Dua Dasar untuk Mewujudkan Iyyaaka Na’budu - Ibnu Qayyim


Dua Dasar untuk Mewujudkan
Iyyaaka Na’budu
Oleh : Ibnu Qayyim

Seorang hamba belum bisa dianggap melaksanakan iyyaaka na’budu kecuali dengan dua dasar yang pokok, yaitu:

1. Mengikuti Rasulullah.
2. Ikhlas kepada Dzat yang disembah.

Berdasarkan dua dasar ini pula manusia dapat dibedakan menjadi empat golongan:

Pertama: Orang yang ikhlas kepada Dzat yang disembah dan juga mengikuti (Rasulullah). Mereka inilah orang yang melaksanakan iyyaaka na ’budu dengan sebenar-benarnya. Semua amal mereka semata karena Allah, perkataannya karena Allah, pemberiannya karena Allah, penahanannya karena Allah, cintanya karena Allah, amarahnya karena Allah. Mu’amalahnya karena mengharapkan Wajah Allah semata, zhahir maupun batin. Mereka tidak menghendakinya karena manusia, tidak untuk mendapatkan imbalan dan pujian, tidak untuk mencari kedudukan di tengah mereka dan sanjungan, tidak untuk mendapatkan simpati di hati mereka dan agar tidak dicela. Bahkan adakalanya mereka menganggap manusia seperti para penghuni kubur yang tidak kuasa memberi manfaat dan mudharat, kematian dan kehidupan. Amal yang dimaksudkan untuk manusia, untuk mencari kedudukan di tengah mereka, karena pertimbangan manfaat dan mudharat dari mereka, tidak akan dilakukan orang yang memiliki ma’rifat, tapi hal ini akan dilakukan orang yang tidak mengetahui diri sendiri dan Rabtnnya. Siapa yang mengetahui manusia, maka dia akan menempatkan mereka pada kedudukan masing-masing, dan siapa yang mengetahui Allah akan mengikhlaskan perbuatan dan perkataan, pemberian dan penahanan, cinta dan benci kepada-Nya. Dia tidak bermu’amalah dengan seorang makhluk selain Allah kecuali karena kebodohannya tentang Allah dan makhluk. Jika dia mengetahui Allah dan juga mengetahui manusia, tentu dia akan mementingkan mu’amalah dengan Allah daripada mu’amalah dengan manusia. Di samping itu, semua amal dan ibadahnya sesuai dengan perintah Allah, sejalan dengan apa yang dicintai dan diridhai-Nya. Inilah amal yang diterima Allah dari pelakunya, dan untuk ini pula Allah menguji hamba-hamba-Nya dengan kematian dan kehidupan. Firman-Nya,

“Yang menjadikan mati dan hidup, supaya Dia mengujikalian, siapa di antara kalian yang lebih baik amalnya.” (Al-Mulk: 2).
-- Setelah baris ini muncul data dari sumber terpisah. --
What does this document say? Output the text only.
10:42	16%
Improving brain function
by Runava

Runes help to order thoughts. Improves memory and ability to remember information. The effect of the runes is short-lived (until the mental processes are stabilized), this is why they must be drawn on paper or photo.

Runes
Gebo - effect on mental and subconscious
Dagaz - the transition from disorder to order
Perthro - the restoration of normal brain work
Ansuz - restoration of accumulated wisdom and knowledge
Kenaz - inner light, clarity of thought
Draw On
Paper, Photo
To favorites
Allah menjadikan apa yang ada di muka bumi sebagai hiasan, agar Allah menguji mereka, siapakah yang paling baik amalnya. Al-Fudhail bin Iyadh berkata, “Artinya YANG PALING IKHLAS DAN PALING BENAR.”

Lalu orang-orang bertanya, “Wahai Abu Ali, apa yang paling ikhlas dan yang paling benar itu?”

Dia menjawab, Sesungguhnya jika amal itu ikhlas namun tidak benar, maka ia tidak diterima. Jika ia benar dan tidak ikhlas, juga tidak diterima, hingga ia IKHLAS dan BENAR. Amal yang ikhlas ialah yang bagi Allah, dan yang benar ialah yang berdasarkan As-Sunnah.”

Makna inilah yang disebutkan dalam firman Allah,

“Barang siapa yang mengharap perjumpaan dengan Rabbnya, maka hendaklah ia mengerjakan amalyang shalih dan janganlah ia mempersekutukan seseorang pun dalam beribadah kepada Rabbnya.” (Al-Kahfi: 110).

“Dan, siapakah yang lebih baik agamanya daripada orang yang ikhlas menyerahkan dirinya kepada Allah, sedang diapun mengerjakan kebaikan.” (An-Nisa’: 125).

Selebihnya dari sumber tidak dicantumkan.